U.S. Wins Bid to Seek Russian Suspect in Nasdaq Hacking

The U.S. won a Dutch top court ruling allowing it to seek the extradition of a Russian man suspected of helping to lead a ring that hacked 17 companies including Nasdaq OMX Group (NDAQ) Inc. and 7-Eleven Inc.

The Supreme Court of the Netherlands dismissed an appeal filed by Vladimir Drinkman against an earlier ruling that said the U.S. request is admissible, a spokeswoman at the court based in The Hague said by telephone today.

Dutch Justice Minister Ivo Opstelten will now have to weigh the U.S. call against a request from Russia, which has also asked for Muscovite Drinkman’s extradition on charges of cybercrime fraud.

U.S. prosecutors said last year that Drinkman was one of five people indicted over the theft of more than 160 million credit- and debit-card numbers by hacking 17 retailers, financial institutions and payment processors. Russia sought his extradition in October, 14 months after the U.S. request, according to a Dutch court ruling in April.
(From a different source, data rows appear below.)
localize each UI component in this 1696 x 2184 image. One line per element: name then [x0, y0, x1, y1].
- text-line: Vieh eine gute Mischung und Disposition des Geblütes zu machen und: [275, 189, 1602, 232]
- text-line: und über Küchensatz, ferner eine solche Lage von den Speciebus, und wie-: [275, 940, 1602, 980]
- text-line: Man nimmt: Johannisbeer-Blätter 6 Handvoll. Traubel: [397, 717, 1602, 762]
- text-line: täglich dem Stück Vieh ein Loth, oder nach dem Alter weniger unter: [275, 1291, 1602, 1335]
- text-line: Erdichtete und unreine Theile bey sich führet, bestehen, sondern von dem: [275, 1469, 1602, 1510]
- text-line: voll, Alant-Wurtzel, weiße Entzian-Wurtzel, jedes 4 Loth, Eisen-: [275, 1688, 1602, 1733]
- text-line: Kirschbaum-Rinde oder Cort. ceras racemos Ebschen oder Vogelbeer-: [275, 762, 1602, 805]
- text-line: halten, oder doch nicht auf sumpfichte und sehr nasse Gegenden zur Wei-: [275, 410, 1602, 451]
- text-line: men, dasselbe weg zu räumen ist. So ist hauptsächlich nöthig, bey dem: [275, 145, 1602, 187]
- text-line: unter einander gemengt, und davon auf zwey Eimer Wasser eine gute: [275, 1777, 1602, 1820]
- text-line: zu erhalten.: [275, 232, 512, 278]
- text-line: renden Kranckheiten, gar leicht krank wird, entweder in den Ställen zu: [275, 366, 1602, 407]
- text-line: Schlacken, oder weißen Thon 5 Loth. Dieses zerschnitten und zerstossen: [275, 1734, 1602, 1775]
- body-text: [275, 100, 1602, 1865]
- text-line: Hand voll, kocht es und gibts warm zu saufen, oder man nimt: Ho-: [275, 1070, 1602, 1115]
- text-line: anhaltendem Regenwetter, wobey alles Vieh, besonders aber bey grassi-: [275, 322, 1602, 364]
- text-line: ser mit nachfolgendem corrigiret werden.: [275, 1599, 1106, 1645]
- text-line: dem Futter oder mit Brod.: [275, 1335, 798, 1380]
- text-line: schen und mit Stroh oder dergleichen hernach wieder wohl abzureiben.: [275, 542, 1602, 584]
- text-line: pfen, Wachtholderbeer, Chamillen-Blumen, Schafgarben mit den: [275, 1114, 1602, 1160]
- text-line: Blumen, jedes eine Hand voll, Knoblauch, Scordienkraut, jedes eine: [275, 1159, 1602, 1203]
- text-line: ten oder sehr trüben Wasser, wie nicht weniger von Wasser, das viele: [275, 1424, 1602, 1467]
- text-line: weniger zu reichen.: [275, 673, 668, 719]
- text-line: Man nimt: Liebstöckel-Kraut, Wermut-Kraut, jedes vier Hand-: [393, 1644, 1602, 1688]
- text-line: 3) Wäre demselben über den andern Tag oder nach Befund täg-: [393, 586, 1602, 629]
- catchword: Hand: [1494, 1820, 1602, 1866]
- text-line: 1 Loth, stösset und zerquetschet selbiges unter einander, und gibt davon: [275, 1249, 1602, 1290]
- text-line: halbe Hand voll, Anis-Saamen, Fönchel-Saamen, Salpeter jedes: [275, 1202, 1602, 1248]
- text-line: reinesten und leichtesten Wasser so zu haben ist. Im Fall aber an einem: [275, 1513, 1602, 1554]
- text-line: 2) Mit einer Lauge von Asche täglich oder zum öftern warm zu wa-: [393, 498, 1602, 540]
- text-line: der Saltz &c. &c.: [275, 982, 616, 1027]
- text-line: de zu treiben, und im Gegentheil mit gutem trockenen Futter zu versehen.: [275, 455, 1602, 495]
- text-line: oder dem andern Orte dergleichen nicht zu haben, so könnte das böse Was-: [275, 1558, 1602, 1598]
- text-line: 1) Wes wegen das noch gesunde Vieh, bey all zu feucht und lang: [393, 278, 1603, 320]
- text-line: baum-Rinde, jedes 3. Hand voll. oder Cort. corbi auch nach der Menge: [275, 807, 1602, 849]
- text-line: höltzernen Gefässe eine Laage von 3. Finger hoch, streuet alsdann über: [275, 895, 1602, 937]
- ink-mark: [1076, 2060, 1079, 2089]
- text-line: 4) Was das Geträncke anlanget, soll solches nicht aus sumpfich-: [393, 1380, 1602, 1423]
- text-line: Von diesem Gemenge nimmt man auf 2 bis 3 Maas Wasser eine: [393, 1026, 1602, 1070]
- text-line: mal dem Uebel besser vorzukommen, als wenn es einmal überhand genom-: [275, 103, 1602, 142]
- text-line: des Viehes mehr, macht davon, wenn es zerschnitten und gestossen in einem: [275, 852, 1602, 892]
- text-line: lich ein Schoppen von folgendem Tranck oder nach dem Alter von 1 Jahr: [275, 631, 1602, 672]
The Rotterdam Court said at the time that both demands were admissible. Drinkman -- who has been in custody in the Netherlands since his arrest in June 2012 -- has sought to overturn the lower-court’s decision on possible extradition to the U.S., while not fighting the Russian ruling.

Drinkman was arrested in the Netherlands on the same day as another Russian, Dmitriy Smilianets, who was extradited weeks later to the U.S. Smilianets entered a not-guilty plea on Aug. 12, 2013 and has been in U.S. custody since.